When I was a little girl, I had a list of things I wanted to be when I grew up. The list wasn't that long though. It shifted between things like an astronaut, a zoo keeper, or some other imaginative aspiration, right back to my favorite and fervent answer, a ballerina. Oh how I wanted to dance in New York City…

But somewhere along the way, God started to change my heart.

Then, one night at a Christ in Youth Summer Conference I found myself walking down the aisle, accepting the call to ministry. I still remember Mark Moore's words that night as he spoke to all of us who has come forward. He said, almost yelled,  "You have no idea what you are getting yourself into!" As I stared up at him with tears in my eyes, I had no idea what he was talking about, I even thought he was a little crazy. I was 16 years old, and he was right. I had no idea what I was getting myself into.

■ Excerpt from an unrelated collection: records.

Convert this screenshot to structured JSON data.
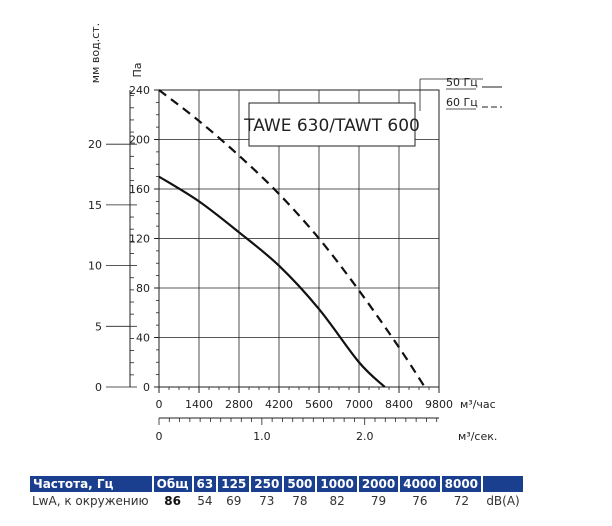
{
  "chart_data": {
    "type": "line",
    "title": "TAWE 630/TAWT 600",
    "xlabel": "м³/час",
    "x2label": "м³/сек.",
    "ylabel": "Па",
    "y2label": "мм вод.ст.",
    "xlim": [
      0,
      9800
    ],
    "ylim": [
      0,
      240
    ],
    "x_ticks": [
      "0",
      "1400",
      "2800",
      "4200",
      "5600",
      "7000",
      "8400",
      "9800"
    ],
    "x2_ticks": [
      "0",
      "1.0",
      "2.0"
    ],
    "y_ticks": [
      "0",
      "40",
      "80",
      "120",
      "160",
      "200",
      "240"
    ],
    "y2_ticks": [
      "0",
      "5",
      "10",
      "15",
      "20"
    ],
    "legend": [
      {
        "label": "50 Гц",
        "style": "solid"
      },
      {
        "label": "60 Гц",
        "style": "dashed"
      }
    ],
    "series": [
      {
        "name": "50 Гц",
        "style": "solid",
        "x": [
          0,
          1400,
          2800,
          4200,
          5600,
          7000,
          7900
        ],
        "y": [
          170,
          150,
          125,
          98,
          63,
          20,
          0
        ]
      },
      {
        "name": "60 Гц",
        "style": "dashed",
        "x": [
          0,
          1400,
          2800,
          4200,
          5600,
          7000,
          8400,
          9300
        ],
        "y": [
          240,
          215,
          187,
          156,
          120,
          78,
          32,
          0
        ]
      }
    ]
  },
  "table": {
    "headers": [
      "Частота, Гц",
      "Общ",
      "63",
      "125",
      "250",
      "500",
      "1000",
      "2000",
      "4000",
      "8000"
    ],
    "row": {
      "label": "LwA, к окружению",
      "total": "86",
      "values": [
        "54",
        "69",
        "73",
        "78",
        "82",
        "79",
        "76",
        "72"
      ],
      "unit": "dB(A)"
    }
  }
}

Two years later I went on my first mission trip to the beautiful country of Brazil. On one of the last nights of that trip, our team and some of the church members gathered together for a prayer service.  It was held on a hill that overlooked the entire city of Araguaina, and as we prayed, I looked out over the city and saw lights for as far as I could see. In that moment all I could think about was how many people those lights represented and how many people in that city needed to know the love of God. I began to weep as I thought about the people of that city, but then the people of the entire world that needed to know the love of our Father. In that moment, God broke my heart for the world. I was 18, and I knew there was no turning back.

That fall, I enrolled at Dallas Christian College with a major in Intercultural Studies. Over the next four years God continued to mold me into the woman He desired me to be. I learned, studied, and trained in the classroom, but God also placed in ministries where I could grow, learn, and be an influence as I worked at The Branch as the Associate Student Minister and at DCC as a leader in different organizations and in the girl's dorm (I lived there all four years and I loved it!).

In the summer of 2010, God opened the door for me to go back to the mission field and I found myself in the mountains of Guatemala as a missionary intern under the guidance of DCC alum, Lori Nij. That summer I fell in love with the people of Guatemala, and when I came home a part of my heart stayed there. As expected, it was a life changing summer, but the reality of the mission field hit me hard. I returned to the States unsure if I could really be a missionary. Was I really meant to GO or was I merely meant to stay here and support those who do?

That is just one of the many questions I started to ask myself as I started my Senior year of college along with, "God, where do you want me next? What happens after I graduate from college? This was as far as we planned together, what now?

The year went on and by the grace of God, I made it to graduation with HONORS and it was THE BEST DAY EVER! As I sat there with my dipolma in hand, vaguely listening to our speaker, God's overwhelming peace rested on me, as I knew that this was exactly where I was suppose to be. God had me where He wanted me.

But I still didn't know what was next. I kept praying, and kept getting the same answer I'd gotten for the past 8 months, everytime I asked, "Just wait."

I earnestly desired to go where God wanted me, so I waited and enjoyed my last few months at The Branch with my students. I knew that God had placed in me the desire to attend graduate school, just not yet. So my plan was to get a full-time job, get settled wherever that job was, and start school again in a semester or two (then go to the mission field…). As I started applying for jobs, I asked God to close any doors that weren't right.

By the end of the summer, I was still searching for a job and I started to feel restless. Why wasn't anything working and why was the only answer I kept getting, just wait? After ten months of the same answer and watching every door close, I knew something was wrong. I started reevaluating "the plan" and realized that it wasn't what I wanted, and it didn't look like it was what God has in mind either.

After a few almost sleepless nights and many conversations with God, I knew where He wanted me, reluctant as I might be, He wanted me on The World Race. And just like that, my answer changed from just wait to, "Just GO."

I am 22, and I'm just getting started.

Never in all my days growing up did I run to my mother with a big grin and say, "Mom, I want to be a missionary!"
But all along my Father (in heaven) had a different and perfect plan for my life, than I ever imagined as a blonde hair, blue-eyed little girl. And I'm so glad that He did… even though I still think I'd make a great ballerina.